2019/08/15

Gênesis 33 — Estudo Bíblico

Estudo sobre o Livro de Gênesis





Gênesis 33

IRMÃOS CONCILIADOS (33.1-17)
Outras histórias no Livro de Gênesis já haviam descrito conflitos fatais entre irmãos (4.1-8) e profundas diferenças entre irmãos (9.22,23; 21.9-14). Este é o primeiro exemplo registrado de reconciliação entre irmãos separados por discórdia. A história é contada com destreza.

Um Encontro Repleto de Emoção (33.1-4)
Jacó ainda não estava certo das intenções do irmão e fez outro rearranjo da família. Desta vez, pôs na frente as duas esposas secundárias, Bila e Zilpa, com seus filhos (2), depois Leia e seus filhos e, por último, Raquel e José. Esta ordem indica algo do valor relativo que ele dispensava aos membros de sua família. Mas desta feita, em vez de permanecer atrás como pretendia a princípio (32.20), ele foi mancando à frente de todos e se curvou ao chão sete vezes (3).
Para surpresa de todos, Esaú (4) não foi hostil, mas ficou profundamente comovido e alegre quando abraçou o irmão e o beijou. Juntos choraram.
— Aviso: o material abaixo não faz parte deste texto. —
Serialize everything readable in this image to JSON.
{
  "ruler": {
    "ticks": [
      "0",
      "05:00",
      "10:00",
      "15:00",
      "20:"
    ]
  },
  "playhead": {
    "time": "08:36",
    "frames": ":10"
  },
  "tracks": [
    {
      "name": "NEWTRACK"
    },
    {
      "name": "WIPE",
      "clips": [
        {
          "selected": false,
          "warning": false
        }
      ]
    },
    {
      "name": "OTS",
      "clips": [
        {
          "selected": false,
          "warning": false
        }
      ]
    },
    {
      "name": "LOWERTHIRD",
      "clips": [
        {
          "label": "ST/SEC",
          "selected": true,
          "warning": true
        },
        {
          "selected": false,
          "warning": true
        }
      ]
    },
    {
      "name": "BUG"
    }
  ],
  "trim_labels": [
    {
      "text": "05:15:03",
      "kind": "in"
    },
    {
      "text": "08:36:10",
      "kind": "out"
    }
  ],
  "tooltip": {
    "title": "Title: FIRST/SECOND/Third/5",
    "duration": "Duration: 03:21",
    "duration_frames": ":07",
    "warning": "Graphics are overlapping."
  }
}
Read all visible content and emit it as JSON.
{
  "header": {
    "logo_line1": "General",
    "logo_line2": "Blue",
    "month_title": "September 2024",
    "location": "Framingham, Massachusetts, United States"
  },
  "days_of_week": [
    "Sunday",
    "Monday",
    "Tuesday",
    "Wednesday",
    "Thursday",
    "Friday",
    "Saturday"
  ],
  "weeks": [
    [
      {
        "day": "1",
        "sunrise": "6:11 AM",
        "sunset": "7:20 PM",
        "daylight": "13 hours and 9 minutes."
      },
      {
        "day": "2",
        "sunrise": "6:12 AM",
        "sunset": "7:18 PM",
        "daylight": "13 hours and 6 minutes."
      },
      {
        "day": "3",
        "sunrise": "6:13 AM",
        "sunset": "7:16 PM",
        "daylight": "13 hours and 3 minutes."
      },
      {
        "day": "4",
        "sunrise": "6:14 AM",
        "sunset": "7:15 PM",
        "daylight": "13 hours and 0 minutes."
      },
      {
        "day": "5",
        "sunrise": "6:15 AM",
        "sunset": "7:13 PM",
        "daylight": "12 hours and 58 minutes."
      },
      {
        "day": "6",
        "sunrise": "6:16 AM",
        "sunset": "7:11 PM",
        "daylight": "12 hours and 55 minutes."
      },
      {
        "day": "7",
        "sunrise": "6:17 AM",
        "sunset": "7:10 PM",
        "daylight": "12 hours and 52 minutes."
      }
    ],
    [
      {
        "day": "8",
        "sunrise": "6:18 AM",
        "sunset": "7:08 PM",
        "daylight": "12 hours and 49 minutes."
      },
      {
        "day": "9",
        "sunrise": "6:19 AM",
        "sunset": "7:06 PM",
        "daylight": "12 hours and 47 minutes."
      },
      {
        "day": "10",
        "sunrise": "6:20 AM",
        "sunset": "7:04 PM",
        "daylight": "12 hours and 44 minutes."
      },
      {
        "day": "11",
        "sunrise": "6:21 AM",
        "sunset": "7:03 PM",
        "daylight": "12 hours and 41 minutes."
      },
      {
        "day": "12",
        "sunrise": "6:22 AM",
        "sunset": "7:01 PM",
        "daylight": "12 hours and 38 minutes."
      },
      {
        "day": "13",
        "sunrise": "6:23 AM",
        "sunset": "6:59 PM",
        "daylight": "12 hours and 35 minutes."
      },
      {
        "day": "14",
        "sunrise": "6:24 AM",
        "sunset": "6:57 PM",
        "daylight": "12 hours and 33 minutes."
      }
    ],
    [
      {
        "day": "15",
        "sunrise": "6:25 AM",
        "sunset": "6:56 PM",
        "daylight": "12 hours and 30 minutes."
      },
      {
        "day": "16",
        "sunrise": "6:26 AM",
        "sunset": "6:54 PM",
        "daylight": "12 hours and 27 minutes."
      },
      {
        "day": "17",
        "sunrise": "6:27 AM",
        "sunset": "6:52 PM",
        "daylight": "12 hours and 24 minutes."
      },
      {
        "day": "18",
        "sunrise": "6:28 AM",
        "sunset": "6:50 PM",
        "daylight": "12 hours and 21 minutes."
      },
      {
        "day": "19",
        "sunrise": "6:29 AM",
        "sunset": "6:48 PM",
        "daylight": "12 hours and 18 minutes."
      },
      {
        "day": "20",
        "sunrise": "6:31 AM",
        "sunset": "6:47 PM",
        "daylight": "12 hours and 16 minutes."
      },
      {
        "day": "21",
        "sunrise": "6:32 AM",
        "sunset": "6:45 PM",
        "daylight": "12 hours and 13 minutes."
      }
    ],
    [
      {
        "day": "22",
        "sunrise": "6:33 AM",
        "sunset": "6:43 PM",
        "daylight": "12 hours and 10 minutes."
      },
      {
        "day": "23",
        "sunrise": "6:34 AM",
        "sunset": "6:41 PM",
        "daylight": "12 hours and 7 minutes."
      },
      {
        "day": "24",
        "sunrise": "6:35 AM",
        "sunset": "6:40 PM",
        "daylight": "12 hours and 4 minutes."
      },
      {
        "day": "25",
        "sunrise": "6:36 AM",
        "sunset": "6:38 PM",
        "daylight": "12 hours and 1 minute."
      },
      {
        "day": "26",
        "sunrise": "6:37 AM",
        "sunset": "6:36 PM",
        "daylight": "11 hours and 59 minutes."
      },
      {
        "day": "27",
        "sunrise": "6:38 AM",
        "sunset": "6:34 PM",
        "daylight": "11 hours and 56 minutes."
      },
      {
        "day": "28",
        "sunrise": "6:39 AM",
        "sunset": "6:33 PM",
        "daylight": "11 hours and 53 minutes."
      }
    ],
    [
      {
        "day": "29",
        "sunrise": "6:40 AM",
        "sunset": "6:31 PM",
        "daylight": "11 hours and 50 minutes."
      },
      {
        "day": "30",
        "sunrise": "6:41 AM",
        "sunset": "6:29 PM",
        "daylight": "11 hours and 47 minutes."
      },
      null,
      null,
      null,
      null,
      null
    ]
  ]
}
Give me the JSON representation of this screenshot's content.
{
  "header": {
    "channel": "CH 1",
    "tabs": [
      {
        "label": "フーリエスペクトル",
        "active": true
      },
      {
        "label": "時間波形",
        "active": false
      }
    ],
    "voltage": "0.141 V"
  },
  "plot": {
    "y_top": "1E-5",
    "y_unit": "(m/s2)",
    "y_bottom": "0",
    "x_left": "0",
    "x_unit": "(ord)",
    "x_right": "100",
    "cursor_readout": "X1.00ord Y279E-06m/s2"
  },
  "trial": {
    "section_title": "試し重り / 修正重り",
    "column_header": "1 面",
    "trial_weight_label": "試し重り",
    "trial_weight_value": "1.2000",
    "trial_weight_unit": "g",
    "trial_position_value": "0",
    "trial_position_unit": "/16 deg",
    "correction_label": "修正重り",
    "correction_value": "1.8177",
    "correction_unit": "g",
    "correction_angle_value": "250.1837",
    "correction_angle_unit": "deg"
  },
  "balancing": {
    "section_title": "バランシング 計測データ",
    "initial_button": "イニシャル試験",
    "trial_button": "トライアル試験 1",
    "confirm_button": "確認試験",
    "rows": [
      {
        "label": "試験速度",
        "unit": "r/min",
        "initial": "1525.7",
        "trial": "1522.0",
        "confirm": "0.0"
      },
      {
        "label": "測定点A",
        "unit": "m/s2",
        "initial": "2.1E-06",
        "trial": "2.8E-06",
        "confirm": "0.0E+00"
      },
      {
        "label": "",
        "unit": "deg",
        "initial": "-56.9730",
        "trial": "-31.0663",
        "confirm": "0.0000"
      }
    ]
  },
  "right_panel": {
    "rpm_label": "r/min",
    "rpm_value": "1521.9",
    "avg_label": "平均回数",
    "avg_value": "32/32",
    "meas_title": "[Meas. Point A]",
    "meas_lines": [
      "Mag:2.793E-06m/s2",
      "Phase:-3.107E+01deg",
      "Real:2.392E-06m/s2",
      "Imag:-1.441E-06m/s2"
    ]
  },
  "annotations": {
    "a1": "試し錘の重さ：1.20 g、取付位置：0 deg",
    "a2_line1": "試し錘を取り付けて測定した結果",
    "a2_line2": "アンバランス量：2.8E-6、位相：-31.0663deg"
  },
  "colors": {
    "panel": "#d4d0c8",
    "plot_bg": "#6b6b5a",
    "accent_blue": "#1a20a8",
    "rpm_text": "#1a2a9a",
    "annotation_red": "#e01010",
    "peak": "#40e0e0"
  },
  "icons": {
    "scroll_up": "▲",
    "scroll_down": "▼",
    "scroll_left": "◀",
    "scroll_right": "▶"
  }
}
Entendendo-se Novamente (33.5-11)
Esaú conhecia Jacó, mas não os outros, por isso Jacó apresentou sua família, grupo por grupo, e cada grupo, por sua vez, cortesmente se inclinou (6). O irmão mais velho ficou confuso com os três grupos de servos com presentes que o abordaram. Jacó explicou que os presentes eram dados para ele achar graça aos olhos (8) do irmão afastado. Mas há muito que Esaú não guardava rancor contra Jacó, e indicou que não precisava dos presentes. Contudo, aceitou-os quando Jacó insistiu. Não eram necessários para apaziguar a raiva de Esaú, porque Deus há muito tempo preparou seu coração para perdoar Jacó. Mas o coração de Jacó só foi preparado naquela manhã, então os presentes representavam gratidão e afeto, em vez de apaziguamento.
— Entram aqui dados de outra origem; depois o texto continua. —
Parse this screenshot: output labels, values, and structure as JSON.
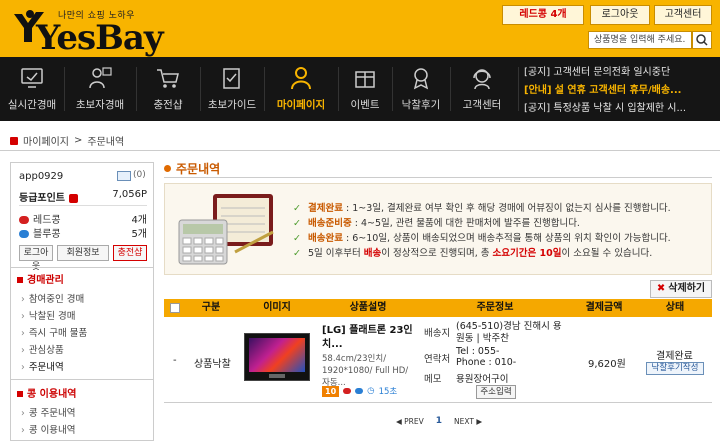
{
  "header": {
    "tagline": "나만의 쇼핑 노하우",
    "logo_text": "YesBay",
    "redcoin_label": "레드콩 4개",
    "logout_label": "로그아웃",
    "cs_label": "고객센터",
    "search_placeholder": "상품명을 입력해 주세요."
  },
  "nav": {
    "items": [
      {
        "label": "실시간경매",
        "icon": "monitor-icon"
      },
      {
        "label": "초보자경매",
        "icon": "beginner-icon"
      },
      {
        "label": "충전샵",
        "icon": "cart-icon"
      },
      {
        "label": "초보가이드",
        "icon": "checklist-icon"
      },
      {
        "label": "마이페이지",
        "icon": "person-icon",
        "active": true
      },
      {
        "label": "이벤트",
        "icon": "event-icon"
      },
      {
        "label": "낙찰후기",
        "icon": "review-icon"
      },
      {
        "label": "고객센터",
        "icon": "headset-icon"
      }
    ],
    "notices": [
      {
        "tag": "[공지]",
        "text": "고객센터 문의전화 일시중단"
      },
      {
        "tag": "[안내]",
        "text": "설 연휴 고객센터 휴무/배송..."
      },
      {
        "tag": "[공지]",
        "text": "특정상품 낙찰 시 입찰제한 시..."
      }
    ]
  },
  "breadcrumb": [
    "마이페이지",
    ">",
    "주문내역"
  ],
  "sidebar": {
    "user_id": "app0929",
    "mail_count": "(0)",
    "grade_label": "등급포인트",
    "grade_value": "7,056P",
    "red_label": "레드콩",
    "red_value": "4개",
    "blue_label": "블루콩",
    "blue_value": "5개",
    "btn_login": "로그아웃",
    "btn_member": "회원정보",
    "btn_charge": "충전샵",
    "section_auction": "경매관리",
    "auction_links": [
      "참여중인 경매",
      "낙찰된 경매",
      "즉시 구매 물품",
      "관심상품",
      "주문내역"
    ],
    "section_coin": "콩 이용내역",
    "coin_links": [
      "콩 주문내역",
      "콩 이용내역"
    ]
  },
  "main": {
    "title": "주문내역",
    "info": [
      {
        "key": "결제완료",
        "text": " : 1~3일, 결제완료 여부 확인 후 해당 경매에 어뷰징이 없는지 심사를 진행합니다."
      },
      {
        "key": "배송준비중",
        "text": " : 4~5일, 관련 물품에 대한 판매처에 발주를 진행합니다."
      },
      {
        "key": "배송완료",
        "text": " : 6~10일, 상품이 배송되었으며 배송추적을 통해 상품의 위치 확인이 가능합니다."
      },
      {
        "pre": "5일 이후부터 ",
        "hl": "배송",
        "mid": "이 정상적으로 진행되며, 총 ",
        "hl2": "소요기간은 10일",
        "post": "이 소요될 수 있습니다."
      }
    ],
    "delete_label": "삭제하기",
    "table": {
      "headers": [
        "구분",
        "이미지",
        "상품설명",
        "주문정보",
        "결제금액",
        "상태"
      ],
      "row": {
        "type": "상품낙찰",
        "product_name": "[LG] 플래트론 23인치...",
        "product_spec": "58.4cm/23인치/ 1920*1080/ Full HD/ 자동...",
        "badge": "10",
        "time": "15초",
        "order_labels": [
          "배송지",
          "연락처",
          "메모"
        ],
        "address": "(645-510)경남 진해시 용원동 | 박주찬",
        "phone": "Tel : 055-",
        "mobile": "Phone : 010-",
        "memo": "용원장어구이",
        "addr_btn": "주소입력",
        "amount": "9,620원",
        "status": "결제완료",
        "status_btn": "낙찰후기작성"
      }
    },
    "pager": {
      "prev": "◀ PREV",
      "current": "1",
      "next": "NEXT ▶"
    }
  }
}
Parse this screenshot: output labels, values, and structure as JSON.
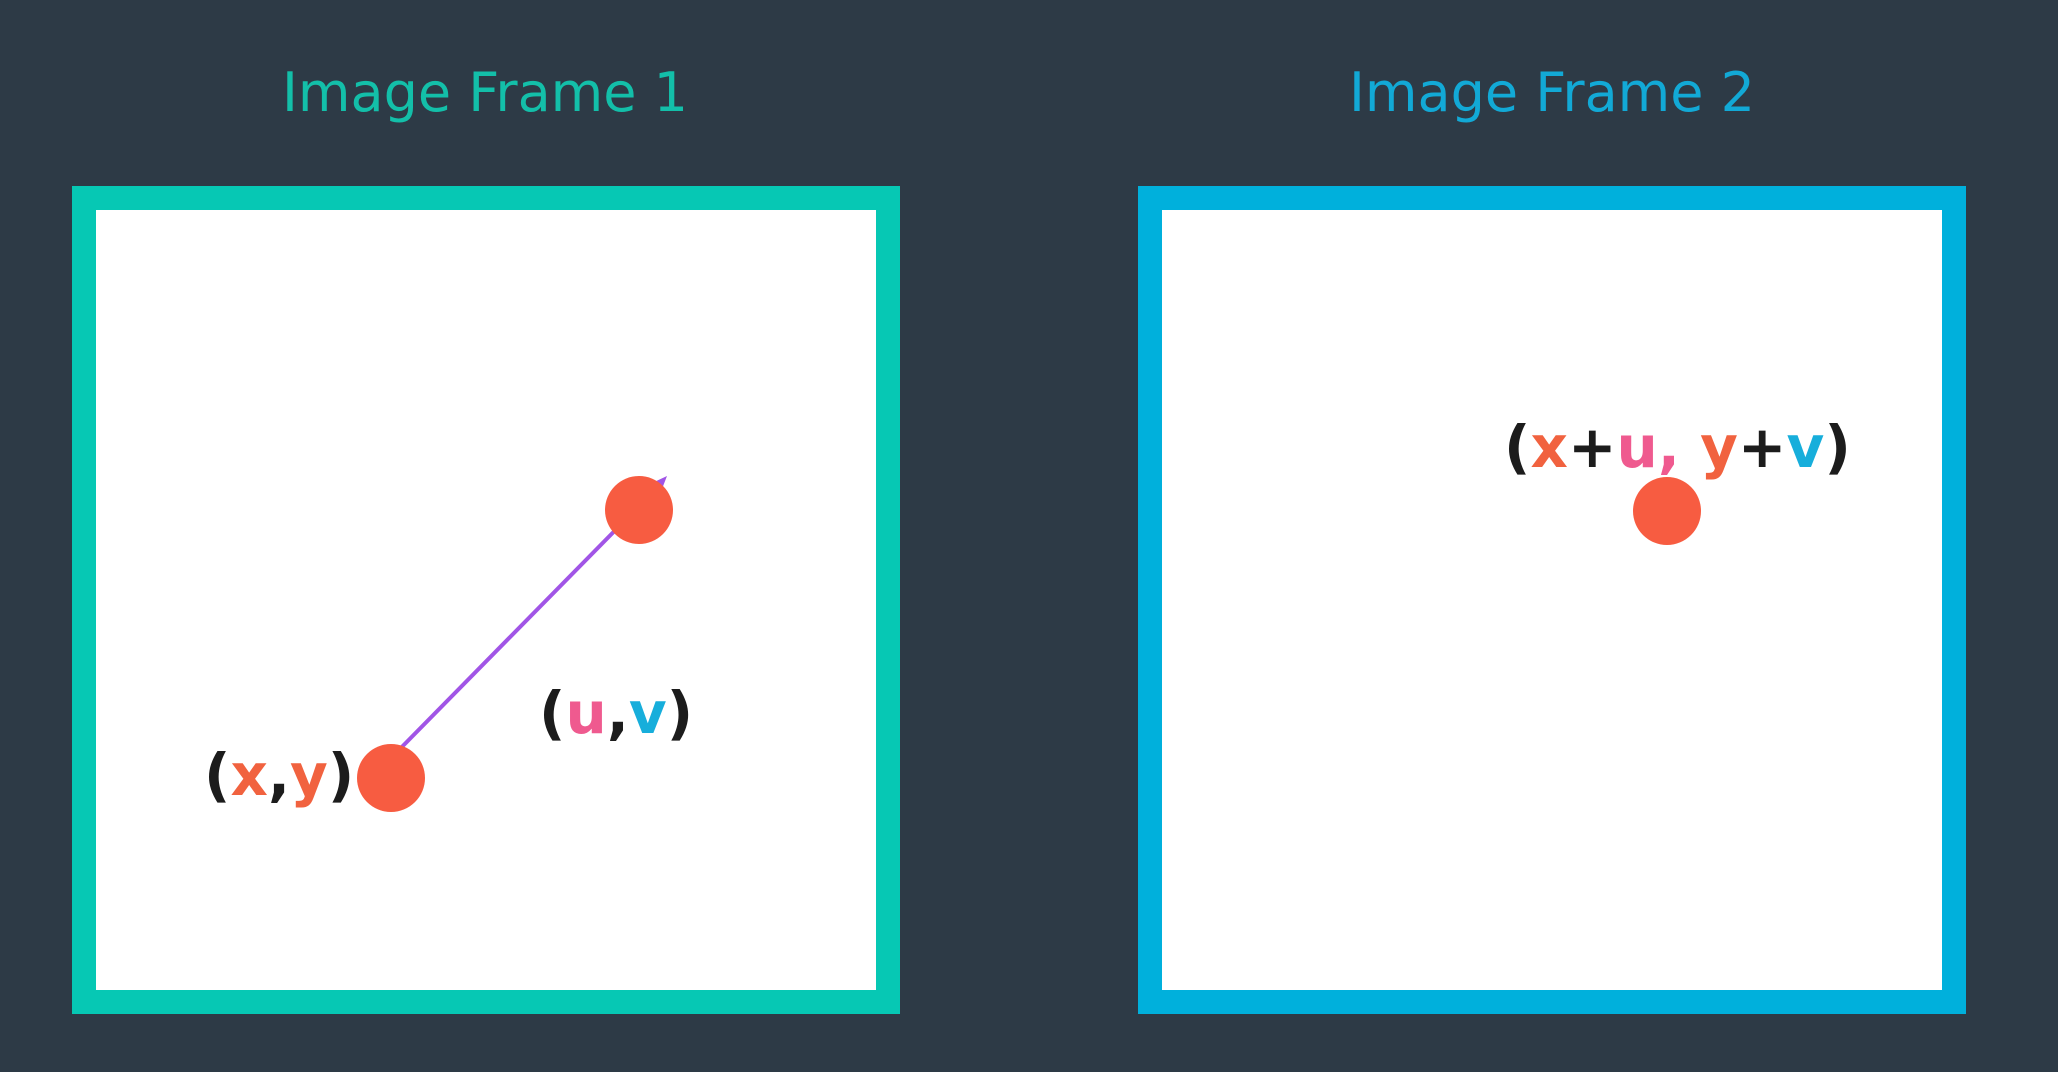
{
  "frame1": {
    "title": "Image Frame 1",
    "point_label": {
      "open": "(",
      "x": "x",
      "comma": ",",
      "y": "y",
      "close": ")"
    },
    "flow_label": {
      "open": "(",
      "u": "u",
      "comma": ",",
      "v": "v",
      "close": ")"
    }
  },
  "frame2": {
    "title": "Image Frame 2",
    "point_label": {
      "open": "(",
      "x": "x",
      "plus1": "+",
      "u": "u",
      "comma": ", ",
      "y": "y",
      "plus2": "+",
      "v": "v",
      "close": ")"
    }
  },
  "colors": {
    "background": "#2d3a46",
    "frame1_border": "#06c8b4",
    "frame2_border": "#00b0dc",
    "frame1_title": "#13bfa9",
    "frame2_title": "#12a9d6",
    "point": "#f75c41",
    "arrow": "#a155e6",
    "x_y": "#f1623f",
    "u": "#ef5a8f",
    "v": "#17aedb",
    "text_dark": "#1c1c1c"
  }
}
Preparando-se para Partir (33.12-17)
Esaú queria que Jacó voltasse para casa com ele, na fortaleza escarpada e montanhosa de Seir (14), situada a sudeste do mar Morto (ver Mapa 2). Mas Jacó alegou que os rebanhos e a família o sobrecarregariam muito para manter o passo com Esaú e seus homens. Pediu, e lhe foi concedido, que fossem para o sul na sua própria marcha. A separação foi amigável e em nítido contraste com o modo como os irmãos tinham se separado há vinte anos.
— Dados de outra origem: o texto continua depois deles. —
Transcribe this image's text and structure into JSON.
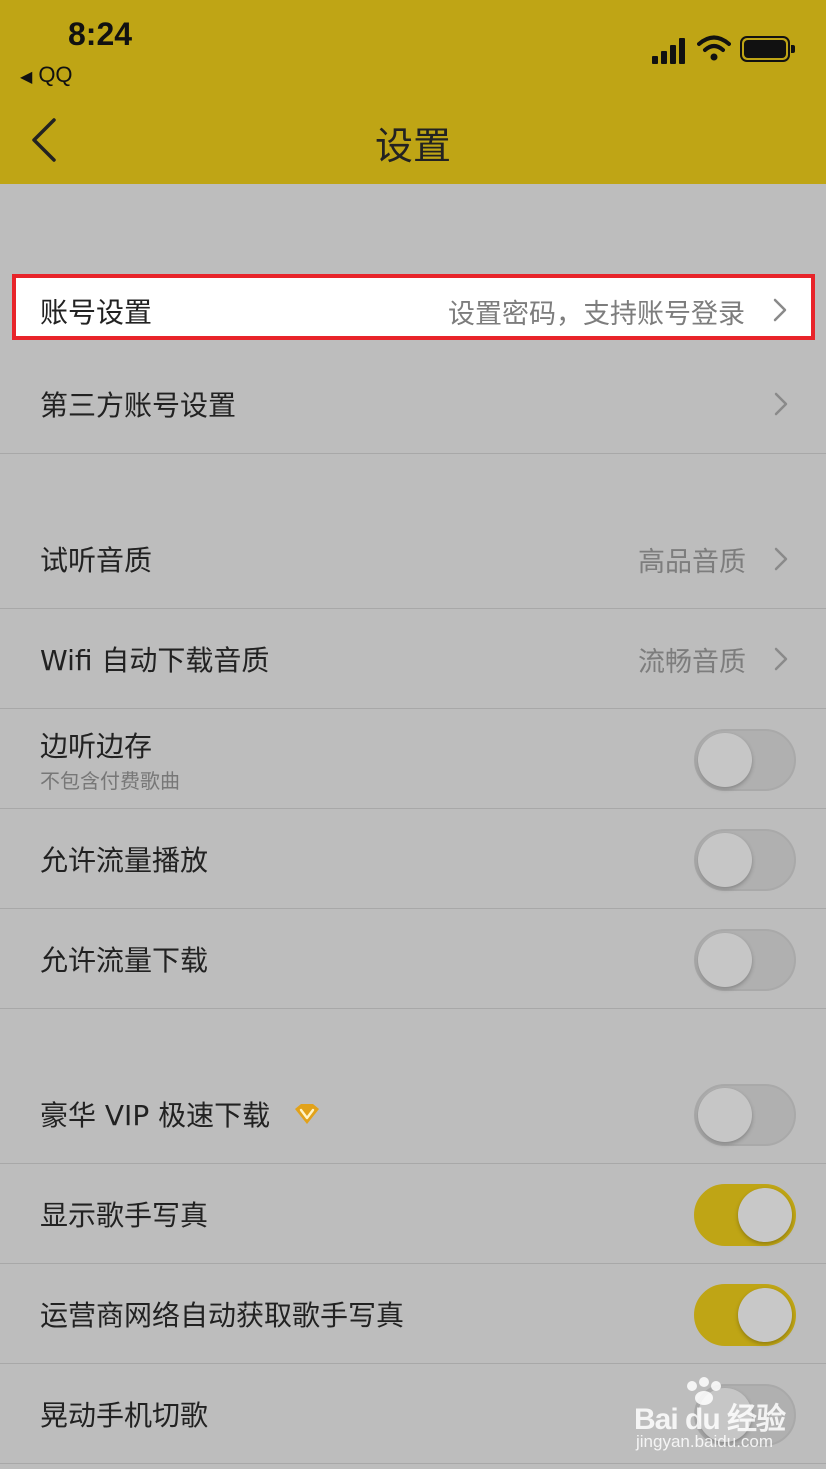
{
  "status_bar": {
    "time": "8:24",
    "back_app": "QQ",
    "back_arrow": "◀"
  },
  "nav": {
    "title": "设置",
    "back_icon": "chevron-left-icon"
  },
  "colors": {
    "accent": "#bfa515",
    "background": "#bdbdbd",
    "highlight_border": "#e8242a"
  },
  "rows": {
    "account": {
      "label": "账号设置",
      "value": "设置密码，支持账号登录"
    },
    "third_party": {
      "label": "第三方账号设置"
    },
    "preview_quality": {
      "label": "试听音质",
      "value": "高品音质"
    },
    "wifi_download_quality": {
      "label": "Wifi 自动下载音质",
      "value": "流畅音质"
    },
    "cache_while_play": {
      "label": "边听边存",
      "sublabel": "不包含付费歌曲",
      "on": false
    },
    "allow_data_play": {
      "label": "允许流量播放",
      "on": false
    },
    "allow_data_download": {
      "label": "允许流量下载",
      "on": false
    },
    "vip_fast_download": {
      "label": "豪华 VIP 极速下载",
      "icon": "vip-diamond-icon",
      "on": false
    },
    "show_singer_photo": {
      "label": "显示歌手写真",
      "on": true
    },
    "carrier_fetch_photo": {
      "label": "运营商网络自动获取歌手写真",
      "on": true
    },
    "shake_switch": {
      "label": "晃动手机切歌",
      "on": false
    }
  },
  "watermark": {
    "brand": "Bai du 经验",
    "url": "jingyan.baidu.com"
  }
}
TRAGÉDIA EM SIQUÉM (33.18-34.31)
Esta história dolorosa começa uma série que se concentra nas qualificações dos filhos de Jacó como portadores dignos das promessas e responsabilidades do concerto. A comunidade em Siquém tinha padrões culturais diferentes relativos a mulheres daqueles padrões postulados por Jacó e sua família. Quando Diná foi injuriada pelo confronto desses padrões culturais, a natureza incivilizada de alguns dos filhos de Jacó veio à tona.

O Estabelecimento em uma Nova Comunidade (33.18-20)
Depois de terem ficado certo tempo próximo de Sucote (17), na margem oriental do rio Jordão, a família de Jacó foi para os planaltos a oeste e pareceu gostar do que encon­traram. Abraão também viveu por curto período em Siquém (18; cf. 12.6). Mas Jacó decidiu tirar proveito permanente dos férteis pastos a leste da cidade. Comprou terras e estabeleceu um lugar de adoração que chamou Deus, o Deus de Israel (20).